Here's a summary of some of the cannabis industry companies that reported quarterly results this week:

  • Clever Leaves: Fourth quarter revenue up 25 per cent to US$4.2 million, US$7.8 million in an adjusted EBITDA loss, compared to a US$6.3 million loss a year earlier.  (Release) 
  • Jushi Holdings: Fourth quarter revenue up 104 per cent to US$65.9 million, US$1.5 million in adjusted EBITDA, compared to a $3.8 million gain a year earlier.  (Release) 
  • Charlotte's Web: Fourth quarter revenue down 7.8 per cent to US$24.8 million, US$4.5 million in an adjusted EBITDA loss, compared to a US$3.1 million loss a year earlier.  (Release) 
  • Columbia Care: Fourth quarter revenue up 70 per cent to US$139 million, US$57.9 million in adjusted EBITDA, compared to a US$19.8 million loss a year earlier.  (Release) 
  • Cresco Labs: Fourth quarter revenue up 73 per cent to US$218 million, US$56.9 million in adjusted EBITDA, compared to a US$30.0 million gain a year earlier.  (Release) 
  • Agrify: Fourth quarter revenue up 481 per cent to US$25.3 million, US$5.5 million in an adjusted EBITDA loss, compared to a US$2.8 million loss a year earlier.  (Release) 
  • Akerna: Fourth quarter revenue up 49 per cent to US$20.7 million, US$7.9 million in an adjusted EBITDA loss, compared to a US$11.7 million loss a year earlier.  (Release) 


BMO Capital Markets on Cronos Group

Cronos Group announced earlier this week that its former CEO Mike Gorenstein would be returning to the role following the retirement of Kurt Schmidt effective Mar. 21. The move caught many industry observers by surprise as Schmidt’s appointment as CEO was notable given his extensive background in the consumer-packaged-goods (CPG) industry.
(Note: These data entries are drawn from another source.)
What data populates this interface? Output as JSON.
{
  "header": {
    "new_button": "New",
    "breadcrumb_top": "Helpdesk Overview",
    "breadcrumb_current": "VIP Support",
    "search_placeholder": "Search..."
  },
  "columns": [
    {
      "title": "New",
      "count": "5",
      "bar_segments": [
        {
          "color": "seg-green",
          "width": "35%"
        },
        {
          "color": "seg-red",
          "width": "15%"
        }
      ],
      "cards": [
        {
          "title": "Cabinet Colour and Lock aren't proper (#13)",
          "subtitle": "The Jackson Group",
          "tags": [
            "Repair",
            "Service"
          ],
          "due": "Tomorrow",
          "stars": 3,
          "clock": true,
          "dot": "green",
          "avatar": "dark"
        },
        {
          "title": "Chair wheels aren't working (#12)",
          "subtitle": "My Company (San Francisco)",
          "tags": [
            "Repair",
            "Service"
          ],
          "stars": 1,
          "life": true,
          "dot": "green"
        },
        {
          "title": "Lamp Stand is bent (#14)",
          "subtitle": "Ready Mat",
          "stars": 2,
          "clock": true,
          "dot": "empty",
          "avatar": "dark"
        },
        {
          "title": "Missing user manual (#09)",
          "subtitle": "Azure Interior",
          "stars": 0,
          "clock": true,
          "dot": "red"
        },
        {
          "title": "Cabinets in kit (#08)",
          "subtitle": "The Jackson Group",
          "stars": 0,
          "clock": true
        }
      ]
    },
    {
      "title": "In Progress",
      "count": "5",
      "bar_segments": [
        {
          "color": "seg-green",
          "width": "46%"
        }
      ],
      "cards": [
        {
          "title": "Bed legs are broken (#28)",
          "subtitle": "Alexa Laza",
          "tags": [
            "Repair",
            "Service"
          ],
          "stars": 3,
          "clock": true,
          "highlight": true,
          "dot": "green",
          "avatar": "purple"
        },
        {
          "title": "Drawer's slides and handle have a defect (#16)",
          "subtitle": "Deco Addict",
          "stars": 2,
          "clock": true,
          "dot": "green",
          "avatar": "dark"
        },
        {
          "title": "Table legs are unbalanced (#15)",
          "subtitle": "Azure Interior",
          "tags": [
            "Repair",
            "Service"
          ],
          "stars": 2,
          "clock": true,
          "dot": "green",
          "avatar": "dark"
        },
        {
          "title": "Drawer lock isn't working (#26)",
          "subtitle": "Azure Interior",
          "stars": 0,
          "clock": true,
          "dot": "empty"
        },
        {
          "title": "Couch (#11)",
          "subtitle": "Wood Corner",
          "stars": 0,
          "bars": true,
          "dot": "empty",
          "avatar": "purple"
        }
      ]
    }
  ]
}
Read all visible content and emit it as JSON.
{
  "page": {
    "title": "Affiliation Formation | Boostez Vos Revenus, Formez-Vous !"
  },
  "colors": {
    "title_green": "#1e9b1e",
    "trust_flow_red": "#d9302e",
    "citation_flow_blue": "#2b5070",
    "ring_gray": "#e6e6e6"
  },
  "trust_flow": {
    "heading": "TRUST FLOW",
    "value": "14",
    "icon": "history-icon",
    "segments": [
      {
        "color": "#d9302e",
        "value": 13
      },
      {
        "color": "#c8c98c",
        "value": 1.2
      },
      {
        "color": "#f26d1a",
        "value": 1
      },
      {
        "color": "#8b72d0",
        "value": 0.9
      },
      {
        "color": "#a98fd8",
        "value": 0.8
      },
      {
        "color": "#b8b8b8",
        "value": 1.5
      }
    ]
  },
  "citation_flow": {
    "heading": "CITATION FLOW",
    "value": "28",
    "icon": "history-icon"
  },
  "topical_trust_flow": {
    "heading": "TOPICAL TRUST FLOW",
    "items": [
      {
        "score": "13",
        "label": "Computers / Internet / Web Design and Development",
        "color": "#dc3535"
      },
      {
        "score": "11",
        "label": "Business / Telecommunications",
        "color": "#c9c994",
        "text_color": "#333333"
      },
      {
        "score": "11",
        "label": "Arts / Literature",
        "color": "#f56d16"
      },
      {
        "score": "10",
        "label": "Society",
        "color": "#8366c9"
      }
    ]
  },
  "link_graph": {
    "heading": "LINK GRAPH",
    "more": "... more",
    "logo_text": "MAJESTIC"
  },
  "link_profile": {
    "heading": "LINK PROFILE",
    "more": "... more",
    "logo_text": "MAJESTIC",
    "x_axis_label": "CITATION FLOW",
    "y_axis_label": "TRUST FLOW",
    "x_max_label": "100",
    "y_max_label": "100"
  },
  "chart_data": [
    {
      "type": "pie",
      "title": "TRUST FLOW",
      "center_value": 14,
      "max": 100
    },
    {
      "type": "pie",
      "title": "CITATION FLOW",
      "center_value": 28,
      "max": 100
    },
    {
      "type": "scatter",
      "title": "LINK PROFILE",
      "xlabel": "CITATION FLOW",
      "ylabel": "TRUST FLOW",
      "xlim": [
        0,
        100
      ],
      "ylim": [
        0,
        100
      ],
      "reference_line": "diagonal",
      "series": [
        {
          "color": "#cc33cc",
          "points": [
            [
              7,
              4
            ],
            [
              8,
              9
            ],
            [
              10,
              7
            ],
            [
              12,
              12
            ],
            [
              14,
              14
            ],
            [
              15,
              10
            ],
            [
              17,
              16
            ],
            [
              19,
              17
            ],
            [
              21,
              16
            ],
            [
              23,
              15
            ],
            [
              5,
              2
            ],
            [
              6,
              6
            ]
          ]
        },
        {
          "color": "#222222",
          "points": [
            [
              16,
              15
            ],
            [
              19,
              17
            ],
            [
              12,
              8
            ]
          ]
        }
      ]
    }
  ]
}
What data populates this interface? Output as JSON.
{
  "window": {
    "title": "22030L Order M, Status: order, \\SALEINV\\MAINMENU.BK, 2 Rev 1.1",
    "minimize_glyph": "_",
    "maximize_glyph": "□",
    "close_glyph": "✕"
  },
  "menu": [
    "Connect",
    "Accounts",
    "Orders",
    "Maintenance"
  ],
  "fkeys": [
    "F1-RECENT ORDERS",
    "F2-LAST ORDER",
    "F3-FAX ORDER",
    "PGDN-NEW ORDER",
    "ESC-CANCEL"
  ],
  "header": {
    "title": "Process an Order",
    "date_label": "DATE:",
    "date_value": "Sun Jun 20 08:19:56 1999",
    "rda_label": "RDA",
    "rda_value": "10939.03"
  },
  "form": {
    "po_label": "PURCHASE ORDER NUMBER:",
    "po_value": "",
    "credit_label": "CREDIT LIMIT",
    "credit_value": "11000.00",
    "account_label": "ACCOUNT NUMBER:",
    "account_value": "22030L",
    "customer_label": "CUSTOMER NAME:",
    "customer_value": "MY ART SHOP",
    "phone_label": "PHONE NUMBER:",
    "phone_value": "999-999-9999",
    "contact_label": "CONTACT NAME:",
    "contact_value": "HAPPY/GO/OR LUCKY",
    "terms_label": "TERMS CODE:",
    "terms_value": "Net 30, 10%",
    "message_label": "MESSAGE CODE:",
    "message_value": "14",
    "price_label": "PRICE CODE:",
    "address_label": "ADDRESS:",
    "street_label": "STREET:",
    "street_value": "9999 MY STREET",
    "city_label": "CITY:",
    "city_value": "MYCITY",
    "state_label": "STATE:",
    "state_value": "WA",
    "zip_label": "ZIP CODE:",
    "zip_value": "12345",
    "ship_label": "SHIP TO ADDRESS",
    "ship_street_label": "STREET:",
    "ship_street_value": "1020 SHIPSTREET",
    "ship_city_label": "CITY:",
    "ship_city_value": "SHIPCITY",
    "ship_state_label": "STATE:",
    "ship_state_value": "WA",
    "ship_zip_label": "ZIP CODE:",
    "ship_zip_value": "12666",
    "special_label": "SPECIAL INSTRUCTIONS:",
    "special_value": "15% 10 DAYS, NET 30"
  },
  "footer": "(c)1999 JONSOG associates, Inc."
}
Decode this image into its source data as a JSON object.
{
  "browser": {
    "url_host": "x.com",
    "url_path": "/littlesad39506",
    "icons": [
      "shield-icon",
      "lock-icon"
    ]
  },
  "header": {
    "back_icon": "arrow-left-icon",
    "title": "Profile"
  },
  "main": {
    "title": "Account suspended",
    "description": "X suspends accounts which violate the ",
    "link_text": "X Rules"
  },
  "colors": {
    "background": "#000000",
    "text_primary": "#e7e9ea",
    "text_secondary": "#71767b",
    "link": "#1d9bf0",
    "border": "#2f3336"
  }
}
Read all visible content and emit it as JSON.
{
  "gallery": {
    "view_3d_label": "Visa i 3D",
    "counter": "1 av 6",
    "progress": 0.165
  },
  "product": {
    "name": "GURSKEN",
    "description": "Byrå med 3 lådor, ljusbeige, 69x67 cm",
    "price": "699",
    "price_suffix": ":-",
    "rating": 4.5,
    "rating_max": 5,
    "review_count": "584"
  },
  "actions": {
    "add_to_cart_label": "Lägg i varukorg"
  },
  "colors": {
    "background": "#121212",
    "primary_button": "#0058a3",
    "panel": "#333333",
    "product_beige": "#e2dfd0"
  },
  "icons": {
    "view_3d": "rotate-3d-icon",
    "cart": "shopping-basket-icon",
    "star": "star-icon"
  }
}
BMO Capital Markets Analyst Tamy Chen said in a note to clients this week that Schmidt’s departure may be a cautioning sign that executives with CPG experience may not be the most appropriate skill set to navigate the cannabis industry given the sector’s evolving regulatory frameworks and unpredictable nature of product innovation.

“What has become apparent among several LPs is that what these professionals have in cost rigor and brand management, they sometimes lack enough agility and awareness of the sector's differences from legacy CPG,” she notes. Chen said that she doesn’t believe that this executive announcement will generate any headwinds for Cronos in the near-term, and she maintains a “market perform” rating and $4 per share price target on the company’s shares.


$5.22 per gram

-- This week's price is up 1.1 per cent from the prior week, according to the Cannabis Benchmark’s Canada Cannabis Spot Index. This equates to US$1,884 per pound at current exchange rates.


$18 million

- The listed price for Tilray's facility in Nanaimo, B.C. which was put up for sale after the company disclosed last year it would leave the city. The decision would lead to Tilray shedding about 170 employee positions, the CBC reports.